MPR: Peniadaan Pemilu 2024 Bisa Timbulkan Masalah Ketatanegaraan
Wakil Ketua MPR dari Fraksi Partai Kebangkitan Bangsa (PKB) Jazilul Fawaid,/DOK ANTARA

Bagikan:

JAKARTA - Wakil Ketua MPR dari Fraksi Partai Kebangkitan Bangsa (PKB) Jazilul Fawaid menyinggung soal amandemen UUD 1945 seiring rencana menghadirkan Pokok-Pokok Haluan Negara (PPHN). Menurutnya, di era reformasi amandemen susah berlangsung selama 5 kali.

"Enggak tahu nanti Pandemi ini akan merubah atau enggak, karena ada salah satu rekomendasi dari pimpinan MPR yang lalu," ujar Jazilul, Senin, 30 Agustus.

Perihal PPHN ini, lanjut Jazilul, MPR akan melihat sejauh mana hal itu dibutuhkan di era pandemi COVID-19 ini. Sehingga, rencana menghadirkan PPHN harus benar-benar dilakukan kajian yang sangat mendalam.

"Itu sedang ada dalam kajian di badan kajian, komisi kajian ketatanegaraan MPR, yaitu amandemen terbatas terkait dengan PPHN," sambungnya.

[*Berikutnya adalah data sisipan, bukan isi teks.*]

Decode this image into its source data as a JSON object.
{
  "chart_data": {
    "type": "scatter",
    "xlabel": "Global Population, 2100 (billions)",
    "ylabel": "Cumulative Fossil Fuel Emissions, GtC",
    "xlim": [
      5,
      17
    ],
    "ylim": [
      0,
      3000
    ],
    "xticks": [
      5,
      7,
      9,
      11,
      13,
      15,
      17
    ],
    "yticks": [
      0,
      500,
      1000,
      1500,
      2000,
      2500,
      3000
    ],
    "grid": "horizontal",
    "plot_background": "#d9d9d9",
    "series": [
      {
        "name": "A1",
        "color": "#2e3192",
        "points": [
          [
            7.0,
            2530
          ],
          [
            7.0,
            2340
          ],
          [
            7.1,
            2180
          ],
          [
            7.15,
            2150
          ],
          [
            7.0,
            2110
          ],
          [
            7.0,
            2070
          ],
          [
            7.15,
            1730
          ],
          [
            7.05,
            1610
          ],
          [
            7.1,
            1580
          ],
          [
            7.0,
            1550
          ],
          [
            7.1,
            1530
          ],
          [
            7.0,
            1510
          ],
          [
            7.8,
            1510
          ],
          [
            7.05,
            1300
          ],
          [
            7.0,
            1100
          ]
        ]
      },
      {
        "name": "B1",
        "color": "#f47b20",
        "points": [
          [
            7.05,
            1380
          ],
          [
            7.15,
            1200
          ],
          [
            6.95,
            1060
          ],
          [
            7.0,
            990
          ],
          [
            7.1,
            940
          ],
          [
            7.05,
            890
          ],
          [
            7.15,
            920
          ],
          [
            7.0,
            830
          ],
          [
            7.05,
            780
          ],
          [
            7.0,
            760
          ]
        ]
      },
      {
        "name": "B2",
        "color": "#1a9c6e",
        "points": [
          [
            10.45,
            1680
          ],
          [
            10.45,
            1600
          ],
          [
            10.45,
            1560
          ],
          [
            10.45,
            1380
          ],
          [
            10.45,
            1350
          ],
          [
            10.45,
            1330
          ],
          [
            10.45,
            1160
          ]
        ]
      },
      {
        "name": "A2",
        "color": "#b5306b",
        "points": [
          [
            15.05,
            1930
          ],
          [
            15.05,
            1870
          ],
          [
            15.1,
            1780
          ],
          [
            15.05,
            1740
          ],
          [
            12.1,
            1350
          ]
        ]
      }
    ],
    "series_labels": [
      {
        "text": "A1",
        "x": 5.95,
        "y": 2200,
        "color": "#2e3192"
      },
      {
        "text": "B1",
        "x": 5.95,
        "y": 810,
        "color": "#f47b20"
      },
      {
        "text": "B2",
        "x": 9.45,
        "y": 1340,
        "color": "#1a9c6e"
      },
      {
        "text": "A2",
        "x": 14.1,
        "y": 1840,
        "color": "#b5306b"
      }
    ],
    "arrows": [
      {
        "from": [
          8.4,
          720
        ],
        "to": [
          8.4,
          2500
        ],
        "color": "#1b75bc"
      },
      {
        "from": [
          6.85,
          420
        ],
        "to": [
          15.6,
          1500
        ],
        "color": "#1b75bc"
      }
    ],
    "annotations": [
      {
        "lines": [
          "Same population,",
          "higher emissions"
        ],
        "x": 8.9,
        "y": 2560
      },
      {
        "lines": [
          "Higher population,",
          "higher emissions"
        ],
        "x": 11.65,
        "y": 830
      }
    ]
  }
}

Pun termasuk soal isu mundurnya pemilihan umum 2024 menjadi 2027 akibat pandemi. Menurutnya, jika Pemilu 2024 ditiadakan maka akan berdampak pada persoalan ketatanegaraan di Indonesia sehingga butuh amandemen.

"Kalau nanti tahun 2024 ternyata aktivitas politik juga ditutup, ini pasti ada masalah di ketatanegaraan, tentu kita enggak mengharapkan itu, kita tidak menginginkan itu," kata politikus PKB itu.

Ia tak menampik jika mengundurkan penyelenggaraan Pemilu pada saat pandemi COVID-19 itu bisa dilakukan melalui amendemen UUD 1945. Namun, dia menegaskan MPR tetap taat kepada konstitusi yang ada di mana harus mendapatkan kehendak rakyat.

"Jika tidak nyambung antara kehendak rakyat dengan apa yang dilakukan oleh MPR, maka di situ menjadi masalah menurut saya," jelas Gus Jazil.

Sebelumnya, Direktur Indo Barometer yang juga penasihat relawan Jokpro 2024, M. Qodari juga menilai perubahan masa jabatan presiden 3 periode maupun perpanjangan masa pemerintahan harus melalui proses amandemen UUD.

"Soal bagaimana pemilu diundur menjadi 2026 atau 2027, ya ini sendiri pasti membutuhkan amandemen juga. Karena masa jabatan presiden di UUD kan sudah ditetapkan 5 tahun, jadi kalau mau ada tambahan ya hemat saya harus ada amandemen juga," ujarnya kepada VOI, Sabtu, 28 Agustus.

"Jadi kalau bicara mengenai pemerintahan Jokowi atau Jokowi maju lagi, hemat saya melalui amandemen juga kalau misal diperpanjang," imbuhnya.